Я бережно развернул сверток. На моих руках лежала туника насыщенного василькового цвета, сшитая из тончайшего шелка. Ее подол и рукава были расшиты изящным растительным орнаментом, а ворот украшала россыпь мелких разноцветных бусин. Штаны были изготовлены из более плотного шелка небесно-голубого цвета с замысловатым ромбическим рисунком в черно-красных цветах.
– Надевай, а я отвернусь, если ты стесняешься своей тощей задницы! – рассмеялся Демир и демонстративно повернулся ко мне спиной.
Одежда госпожи Дуйгу села на меня как влитая. Натуральный шелк нежно прилегал к коже и приятно холодил тело. Длинная туника доходила мне почти до щиколоток и дополнялась по-праздничному яркими штанами. Я подпоясался плотным, умело расшитым нитями разных цветов, поясом. Подозреваю, что выглядел я в тот момент как настоящий богач, кошель которого сверху донизу набит золотом и серебром.
– Я была уверена, что тебе подойдет, – снова появилась в дверях госпожа Дуйгу.
Впервые на ее лице я заметил не строгую, а радостную улыбку. Женщина протянула мне короткие мягкие сапожки темно-синего цвета, которые также безупречно пришлись мне по размеру.
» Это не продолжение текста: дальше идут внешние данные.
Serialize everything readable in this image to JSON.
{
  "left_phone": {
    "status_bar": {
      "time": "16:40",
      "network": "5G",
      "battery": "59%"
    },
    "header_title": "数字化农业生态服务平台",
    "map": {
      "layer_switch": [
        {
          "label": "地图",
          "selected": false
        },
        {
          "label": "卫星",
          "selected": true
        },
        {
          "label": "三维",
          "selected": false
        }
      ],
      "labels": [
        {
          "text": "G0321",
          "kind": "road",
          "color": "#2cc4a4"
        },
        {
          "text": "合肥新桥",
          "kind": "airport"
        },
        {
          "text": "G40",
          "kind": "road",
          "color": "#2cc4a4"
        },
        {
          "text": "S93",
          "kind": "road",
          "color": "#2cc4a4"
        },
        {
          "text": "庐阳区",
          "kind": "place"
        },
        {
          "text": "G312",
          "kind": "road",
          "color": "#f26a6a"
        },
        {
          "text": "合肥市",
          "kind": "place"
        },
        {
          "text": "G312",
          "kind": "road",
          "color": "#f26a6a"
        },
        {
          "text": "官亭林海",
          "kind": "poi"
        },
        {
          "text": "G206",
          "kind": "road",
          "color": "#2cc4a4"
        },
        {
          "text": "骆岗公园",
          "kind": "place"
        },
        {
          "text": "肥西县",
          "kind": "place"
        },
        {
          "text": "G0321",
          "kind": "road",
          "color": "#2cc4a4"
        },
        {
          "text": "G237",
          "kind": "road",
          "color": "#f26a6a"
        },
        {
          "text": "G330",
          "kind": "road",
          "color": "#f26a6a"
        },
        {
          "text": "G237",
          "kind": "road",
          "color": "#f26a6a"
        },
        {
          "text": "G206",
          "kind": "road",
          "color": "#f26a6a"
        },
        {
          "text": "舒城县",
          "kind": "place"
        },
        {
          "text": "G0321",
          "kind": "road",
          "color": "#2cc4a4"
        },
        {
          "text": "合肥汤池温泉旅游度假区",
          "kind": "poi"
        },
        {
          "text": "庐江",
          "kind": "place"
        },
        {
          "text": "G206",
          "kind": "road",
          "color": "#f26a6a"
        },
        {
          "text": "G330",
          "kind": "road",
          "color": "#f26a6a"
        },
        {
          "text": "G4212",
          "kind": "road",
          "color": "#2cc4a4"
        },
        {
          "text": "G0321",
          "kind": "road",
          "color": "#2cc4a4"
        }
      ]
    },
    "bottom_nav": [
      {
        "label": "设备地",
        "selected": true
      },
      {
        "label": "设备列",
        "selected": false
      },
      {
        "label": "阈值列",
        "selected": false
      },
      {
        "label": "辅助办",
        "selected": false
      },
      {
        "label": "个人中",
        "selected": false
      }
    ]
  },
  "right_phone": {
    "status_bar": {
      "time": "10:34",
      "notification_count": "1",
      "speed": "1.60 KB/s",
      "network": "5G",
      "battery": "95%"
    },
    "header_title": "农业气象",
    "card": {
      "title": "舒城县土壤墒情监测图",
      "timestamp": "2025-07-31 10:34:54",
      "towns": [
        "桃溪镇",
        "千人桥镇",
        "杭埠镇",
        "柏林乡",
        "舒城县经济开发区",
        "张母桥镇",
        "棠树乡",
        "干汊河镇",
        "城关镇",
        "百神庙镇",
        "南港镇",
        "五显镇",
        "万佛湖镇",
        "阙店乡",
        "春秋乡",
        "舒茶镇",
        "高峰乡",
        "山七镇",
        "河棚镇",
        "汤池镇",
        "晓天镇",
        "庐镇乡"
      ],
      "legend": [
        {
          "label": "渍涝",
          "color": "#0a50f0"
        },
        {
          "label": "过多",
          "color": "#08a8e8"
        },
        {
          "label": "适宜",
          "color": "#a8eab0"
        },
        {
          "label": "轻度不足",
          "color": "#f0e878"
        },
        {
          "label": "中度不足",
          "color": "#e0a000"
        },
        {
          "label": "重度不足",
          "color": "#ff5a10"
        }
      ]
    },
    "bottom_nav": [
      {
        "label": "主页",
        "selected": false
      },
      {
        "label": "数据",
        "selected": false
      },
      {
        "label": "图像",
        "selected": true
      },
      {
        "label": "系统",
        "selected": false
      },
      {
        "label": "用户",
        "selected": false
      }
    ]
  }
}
– Именно так и должен выглядеть молодой и важный господин на императорском празднике, – с гордостью произнесла госпожа Дуйгу и, не дожидаясь, пока я от избытка эмоций обрету дар речи и приступлю к выражению своей безмерной благодарности, вновь исчезла в дверях, ведущих в соседнюю комнату.
– Одежда великолепна, Демир! – воскликнул я с неподдельным восхищением. – Должно быть, она стоит целую кучу денег. Боюсь, что я не смогу дать твоей матушке за нее достойной цены.
– Считай, христианин, что это наш тебе подарок, – довольный моей реакцией проговорил Демир.
– Слишком щедрый подарок, – возразил я, с удовольствием продолжая водить рукой по гладкому и блестящему шелку.
– Сегодня утром ты был готов рискнуть своей жизнью, вступившись за меня перед четырьмя вооруженными людьми, так что я тебе еще должен.
– Нет, Демир. Это я теперь должен тебе целую горсть золотых монет, – справедливо возразил я.
– Ну уж нет, Гупин, между нами отныне есть лишь один долг в шесть асперов, что взял Гера из твоего кошеля в уплату моего проигрыша. Когда меня зачислят в военный отряд, и я начну получать приличное жалование, я сразу отдам тебе деньги.
– Тебе не стоит больше играть в кости, – с осторожностью заметил я.
– Клянусь Аллахом, что больше не буду! – как-то подозрительно легко согласился Демир.
– И шесть асперов ты мне не должен.
– Нет, должен, – продолжал упорствовать мусульманин.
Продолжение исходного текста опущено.